We recently lost our 13 year old Havanese to Heart and Kidney Failure. It was/is very sad and I miss him terribly. I am really missing the companionship so am thinking ahead to another puppy in the next year.

I've found a couple of breeders around here, and visited one in the home and thought she was pretty nice and the dogs are definitely raised in a loving environment. 

However, I don't know anyone who bought any dogs from her. I just want to be sure I check out all options.

We bought our first Havanese from Prairiewind when we lived out west. However, I'd like to avoid flying to get a puppy. If I lived near her, we'd definitely go back. 

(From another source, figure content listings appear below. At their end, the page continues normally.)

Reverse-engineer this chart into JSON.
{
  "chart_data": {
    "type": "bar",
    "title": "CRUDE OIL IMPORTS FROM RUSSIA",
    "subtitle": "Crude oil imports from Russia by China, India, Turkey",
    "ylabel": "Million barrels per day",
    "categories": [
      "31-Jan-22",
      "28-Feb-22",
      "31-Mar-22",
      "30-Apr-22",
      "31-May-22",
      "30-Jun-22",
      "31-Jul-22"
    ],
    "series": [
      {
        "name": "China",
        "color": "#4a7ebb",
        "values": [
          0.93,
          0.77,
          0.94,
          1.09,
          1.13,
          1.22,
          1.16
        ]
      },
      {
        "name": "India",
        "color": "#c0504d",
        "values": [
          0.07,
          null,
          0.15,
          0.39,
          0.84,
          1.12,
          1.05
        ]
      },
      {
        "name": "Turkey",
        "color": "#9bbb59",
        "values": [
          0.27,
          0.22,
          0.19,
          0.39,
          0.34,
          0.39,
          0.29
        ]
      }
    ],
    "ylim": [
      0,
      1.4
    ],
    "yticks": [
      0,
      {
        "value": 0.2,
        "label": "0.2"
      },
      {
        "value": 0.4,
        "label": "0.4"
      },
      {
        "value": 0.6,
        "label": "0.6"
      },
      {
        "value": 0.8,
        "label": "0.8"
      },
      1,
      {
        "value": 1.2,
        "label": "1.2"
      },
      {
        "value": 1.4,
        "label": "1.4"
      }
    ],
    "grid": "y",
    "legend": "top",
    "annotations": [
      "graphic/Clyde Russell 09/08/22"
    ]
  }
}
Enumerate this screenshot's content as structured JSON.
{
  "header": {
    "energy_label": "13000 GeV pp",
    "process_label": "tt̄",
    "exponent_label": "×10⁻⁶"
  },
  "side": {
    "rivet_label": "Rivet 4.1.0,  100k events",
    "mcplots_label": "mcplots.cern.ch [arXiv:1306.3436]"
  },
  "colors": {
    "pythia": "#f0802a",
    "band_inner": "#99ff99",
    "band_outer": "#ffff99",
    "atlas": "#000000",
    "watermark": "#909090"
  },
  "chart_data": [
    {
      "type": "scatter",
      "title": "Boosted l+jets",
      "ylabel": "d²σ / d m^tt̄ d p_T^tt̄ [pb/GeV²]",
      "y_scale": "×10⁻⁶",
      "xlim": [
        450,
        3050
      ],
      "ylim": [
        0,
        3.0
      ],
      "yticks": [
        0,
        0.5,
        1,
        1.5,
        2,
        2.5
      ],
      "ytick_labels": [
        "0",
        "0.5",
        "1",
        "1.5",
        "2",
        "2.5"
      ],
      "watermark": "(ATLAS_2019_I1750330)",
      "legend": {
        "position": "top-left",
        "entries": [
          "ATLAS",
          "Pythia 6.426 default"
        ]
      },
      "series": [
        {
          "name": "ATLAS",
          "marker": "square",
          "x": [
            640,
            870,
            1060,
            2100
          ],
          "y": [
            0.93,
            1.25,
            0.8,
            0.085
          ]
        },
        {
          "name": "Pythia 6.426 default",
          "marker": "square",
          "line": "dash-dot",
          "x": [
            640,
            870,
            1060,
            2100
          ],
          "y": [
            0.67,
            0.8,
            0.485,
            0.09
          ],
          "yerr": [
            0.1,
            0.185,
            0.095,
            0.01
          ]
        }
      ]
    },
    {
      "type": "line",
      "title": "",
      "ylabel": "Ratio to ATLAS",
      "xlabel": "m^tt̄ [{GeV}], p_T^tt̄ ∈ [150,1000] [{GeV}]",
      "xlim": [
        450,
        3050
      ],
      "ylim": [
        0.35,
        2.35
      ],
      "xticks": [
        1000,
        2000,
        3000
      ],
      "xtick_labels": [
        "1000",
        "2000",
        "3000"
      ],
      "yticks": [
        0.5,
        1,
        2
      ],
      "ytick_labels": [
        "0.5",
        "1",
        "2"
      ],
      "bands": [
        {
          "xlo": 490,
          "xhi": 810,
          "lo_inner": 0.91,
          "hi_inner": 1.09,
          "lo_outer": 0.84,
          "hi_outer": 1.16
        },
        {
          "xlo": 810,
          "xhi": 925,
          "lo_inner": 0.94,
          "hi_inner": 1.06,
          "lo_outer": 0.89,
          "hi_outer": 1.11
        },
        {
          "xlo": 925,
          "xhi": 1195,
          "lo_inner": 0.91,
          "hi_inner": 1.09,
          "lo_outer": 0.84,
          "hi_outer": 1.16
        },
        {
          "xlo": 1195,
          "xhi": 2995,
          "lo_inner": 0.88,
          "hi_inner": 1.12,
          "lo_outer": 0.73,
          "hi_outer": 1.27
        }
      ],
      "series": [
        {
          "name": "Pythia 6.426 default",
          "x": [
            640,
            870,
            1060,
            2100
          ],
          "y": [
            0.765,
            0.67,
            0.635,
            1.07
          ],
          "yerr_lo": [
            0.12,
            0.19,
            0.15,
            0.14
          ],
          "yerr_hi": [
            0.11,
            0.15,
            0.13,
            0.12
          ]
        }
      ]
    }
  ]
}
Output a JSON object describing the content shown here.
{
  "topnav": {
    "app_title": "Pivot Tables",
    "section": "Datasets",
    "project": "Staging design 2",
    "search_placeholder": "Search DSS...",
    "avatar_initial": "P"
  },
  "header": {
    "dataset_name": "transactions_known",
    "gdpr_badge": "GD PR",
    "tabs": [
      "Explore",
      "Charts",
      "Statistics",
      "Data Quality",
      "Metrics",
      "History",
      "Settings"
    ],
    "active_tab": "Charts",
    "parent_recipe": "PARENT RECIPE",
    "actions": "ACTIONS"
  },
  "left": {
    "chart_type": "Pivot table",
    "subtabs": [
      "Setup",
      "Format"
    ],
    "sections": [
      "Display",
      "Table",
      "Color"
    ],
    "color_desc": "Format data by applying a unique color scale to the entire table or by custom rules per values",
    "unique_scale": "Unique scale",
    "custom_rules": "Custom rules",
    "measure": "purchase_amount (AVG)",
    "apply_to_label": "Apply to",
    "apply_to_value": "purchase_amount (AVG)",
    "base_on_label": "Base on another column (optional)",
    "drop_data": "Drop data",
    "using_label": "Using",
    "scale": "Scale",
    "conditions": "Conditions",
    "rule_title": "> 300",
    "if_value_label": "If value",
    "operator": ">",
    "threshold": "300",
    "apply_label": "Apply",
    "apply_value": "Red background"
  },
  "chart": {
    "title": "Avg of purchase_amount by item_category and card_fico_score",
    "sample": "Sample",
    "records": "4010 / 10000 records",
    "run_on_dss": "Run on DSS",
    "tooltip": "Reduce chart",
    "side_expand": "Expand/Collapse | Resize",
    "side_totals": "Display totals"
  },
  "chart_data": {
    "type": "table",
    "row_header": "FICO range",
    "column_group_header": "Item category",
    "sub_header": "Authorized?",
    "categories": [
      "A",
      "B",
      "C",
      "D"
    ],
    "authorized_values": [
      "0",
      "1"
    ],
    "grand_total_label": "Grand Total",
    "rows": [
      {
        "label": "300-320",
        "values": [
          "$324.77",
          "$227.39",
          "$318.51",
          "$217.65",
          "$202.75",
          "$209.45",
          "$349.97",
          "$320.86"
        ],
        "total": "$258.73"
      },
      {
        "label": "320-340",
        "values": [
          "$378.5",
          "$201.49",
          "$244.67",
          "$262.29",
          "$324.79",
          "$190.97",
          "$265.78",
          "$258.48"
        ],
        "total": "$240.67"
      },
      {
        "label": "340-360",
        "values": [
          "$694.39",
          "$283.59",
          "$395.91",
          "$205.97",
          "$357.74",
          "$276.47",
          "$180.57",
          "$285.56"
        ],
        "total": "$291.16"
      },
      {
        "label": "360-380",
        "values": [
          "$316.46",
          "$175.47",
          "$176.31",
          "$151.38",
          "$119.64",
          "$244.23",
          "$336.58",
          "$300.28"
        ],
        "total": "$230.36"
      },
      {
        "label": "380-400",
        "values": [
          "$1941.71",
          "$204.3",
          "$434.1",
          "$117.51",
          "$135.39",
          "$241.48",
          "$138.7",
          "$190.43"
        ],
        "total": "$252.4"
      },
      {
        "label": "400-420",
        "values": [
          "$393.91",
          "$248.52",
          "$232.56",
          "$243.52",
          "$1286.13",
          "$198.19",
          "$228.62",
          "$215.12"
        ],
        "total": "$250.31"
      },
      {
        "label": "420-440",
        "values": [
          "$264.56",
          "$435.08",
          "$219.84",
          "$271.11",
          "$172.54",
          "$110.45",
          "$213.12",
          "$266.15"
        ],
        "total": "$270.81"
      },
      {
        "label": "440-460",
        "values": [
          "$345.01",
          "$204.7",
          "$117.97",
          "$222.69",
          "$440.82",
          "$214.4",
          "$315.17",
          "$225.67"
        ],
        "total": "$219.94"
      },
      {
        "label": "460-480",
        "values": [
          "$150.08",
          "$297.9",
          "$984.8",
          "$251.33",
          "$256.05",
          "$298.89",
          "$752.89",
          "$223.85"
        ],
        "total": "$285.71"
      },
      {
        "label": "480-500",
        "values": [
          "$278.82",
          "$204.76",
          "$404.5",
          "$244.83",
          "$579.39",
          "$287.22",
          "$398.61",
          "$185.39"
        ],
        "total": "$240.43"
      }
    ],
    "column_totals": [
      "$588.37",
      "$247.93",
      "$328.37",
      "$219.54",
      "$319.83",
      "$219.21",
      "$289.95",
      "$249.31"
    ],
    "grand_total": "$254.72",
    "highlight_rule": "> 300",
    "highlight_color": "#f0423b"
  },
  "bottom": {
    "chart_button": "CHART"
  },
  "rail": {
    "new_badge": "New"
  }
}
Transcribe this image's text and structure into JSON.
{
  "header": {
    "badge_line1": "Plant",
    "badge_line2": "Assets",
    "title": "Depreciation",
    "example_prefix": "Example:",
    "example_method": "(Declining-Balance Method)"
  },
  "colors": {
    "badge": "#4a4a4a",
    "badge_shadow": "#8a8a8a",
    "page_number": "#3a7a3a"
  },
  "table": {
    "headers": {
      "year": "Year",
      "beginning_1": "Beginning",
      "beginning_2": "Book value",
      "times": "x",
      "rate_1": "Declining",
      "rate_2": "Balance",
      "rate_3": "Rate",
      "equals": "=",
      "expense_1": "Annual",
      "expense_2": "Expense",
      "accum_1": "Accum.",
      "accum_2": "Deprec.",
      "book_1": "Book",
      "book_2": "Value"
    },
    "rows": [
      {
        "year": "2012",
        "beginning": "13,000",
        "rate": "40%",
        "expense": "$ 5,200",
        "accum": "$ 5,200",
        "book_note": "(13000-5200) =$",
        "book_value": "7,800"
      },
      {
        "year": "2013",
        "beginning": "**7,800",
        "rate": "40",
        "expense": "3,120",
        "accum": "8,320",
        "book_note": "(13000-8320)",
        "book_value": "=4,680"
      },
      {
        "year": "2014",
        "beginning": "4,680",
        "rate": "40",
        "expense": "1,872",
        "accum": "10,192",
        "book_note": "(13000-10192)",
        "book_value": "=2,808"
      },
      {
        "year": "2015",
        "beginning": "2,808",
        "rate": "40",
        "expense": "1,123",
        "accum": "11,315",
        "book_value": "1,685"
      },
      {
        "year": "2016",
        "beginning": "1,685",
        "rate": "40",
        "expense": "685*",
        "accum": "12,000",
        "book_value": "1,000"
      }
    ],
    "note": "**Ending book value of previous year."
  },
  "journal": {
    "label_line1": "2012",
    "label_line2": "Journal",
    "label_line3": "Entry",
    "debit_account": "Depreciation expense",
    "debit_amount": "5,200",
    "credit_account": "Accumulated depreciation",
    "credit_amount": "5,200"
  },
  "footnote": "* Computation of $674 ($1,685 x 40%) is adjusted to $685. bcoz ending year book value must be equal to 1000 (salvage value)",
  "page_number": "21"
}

I'm looking for any recommendations for breeders closer to our area here, to be sure I check them all out.


----------



## krandall (Jun 11, 2009)

MPSimecek said:


> Hello..
> 
> We recently lost our 13 year old Havanese to Heart and Kidney Failure. It was/is very sad and I miss him terribly. I am really missing the companionship so am thinking ahead to another puppy in the next year.
> 
> ...


It's not something I would be comfortable doing, but there are several forum members with Prairiwind dogs, who had the puppy flown to them. So I know Prairiwind will ship, and other people have been happy with doing that.


----------



## TilliesMom (Sep 30, 2010)

or you could get a Prariewind hav and go pick he/she UP?


----------



## Ltartof (Sep 17, 2018)

We got our guy from a small breeder in Elmhurst Illinois, if you have not already found someone. PM me.


----------



## krandall (Jun 11, 2009)

This is a post from 2013.


----------